I think I fell a little bit in love with Italy last week despite its October chills. Florence, the Cinque Terre and Pisa photos are to be uploaded but here are three of them, starting with the classic shot of Vernazza, which only those walking the steep trails from Monterosso get to take. (My calves still hurt five days on.)

The picture postcard shot. #vernazza

A photo posted by fionacu (@fionacu) on

One of my favourite snaps from Florence – amid the Renaissance sculptures and statues – was this golden man casually riding a giant golden sea turtle. Well played Flo! Perfectly positioned amusing incongruity.

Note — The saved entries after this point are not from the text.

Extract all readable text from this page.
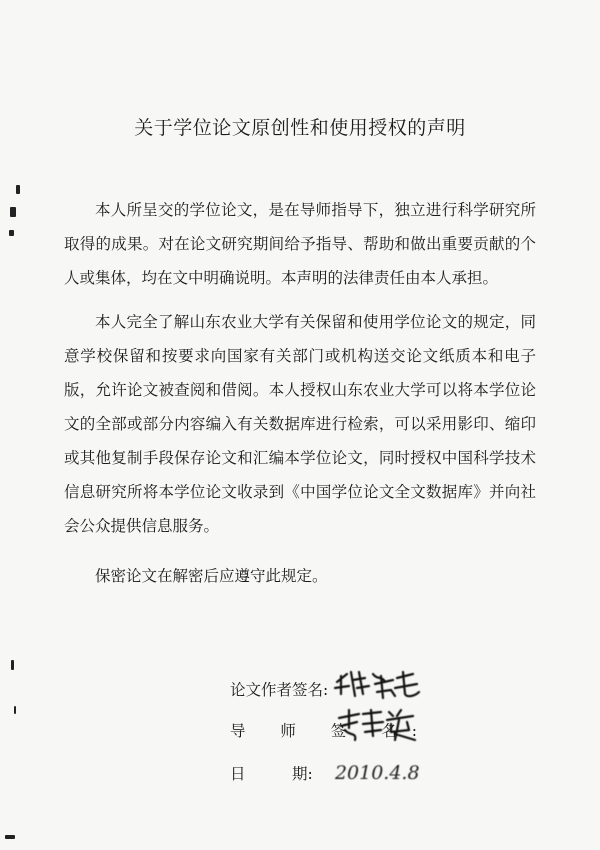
关于学位论文原创性和使用授权的声明

本人所呈交的学位论文，是在导师指导下，独立进行科学研究所取得的成果。对在论文研究期间给予指导、帮助和做出重要贡献的个人或集体，均在文中明确说明。本声明的法律责任由本人承担。

本人完全了解山东农业大学有关保留和使用学位论文的规定，同意学校保留和按要求向国家有关部门或机构送交论文纸质本和电子版，允许论文被查阅和借阅。本人授权山东农业大学可以将本学位论文的全部或部分内容编入有关数据库进行检索，可以采用影印、缩印或其他复制手段保存论文和汇编本学位论文，同时授权中国科学技术信息研究所将本学位论文收录到《中国学位论文全文数据库》并向社会公众提供信息服务。

保密论文在解密后应遵守此规定。

论文作者签名:
导 师 签 名:
日　　　期: 2010.4.8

Dude riding a golden sea turtle.

A photo posted by fionacu (@fionacu) on

Finally, there’s only one shot you need to take in Pisa, and we just about made it after a storm stuffed up our train back from Monterosso to Pisa Airport. It’s not the greatest shot but it’s a shot. Conclusion: it’s very leany.

It’s good to be back and get on with life though. Today was part work and part checking up on our bunnies who are going through a bonding with other rabbits at Fat Fluffs rescue and sanctuary. There was a quad, now down to a trio after Bert at the back there started pushing his weight around. Hopefully we can pick them up on Wednesday. Bunminster and Joy grooming each other is a massive breakthrough; new bun Hayley is obviously providing the right balance for harmony. (That or Bert stress-bonded them all together.)

A carvery lunch with the family was next as we wished bon voyage to my niece Hannah who is jetting off to Australia in a couple of weeks to start her working holiday visa year. This is something that I did back in 1999 and I have to say it changed my life. It’s great to see her stepping out into her own big adventure.

Finally I had an hour-long feed and cuddle with my new great nephew Matthew, who we are still counting in weeks-old. Yes, he chucked milk down me and yes it was great.

There are always many things in the world to worry about, particularly right now, but these are the lovely things and I have many reasons to feel blessed today.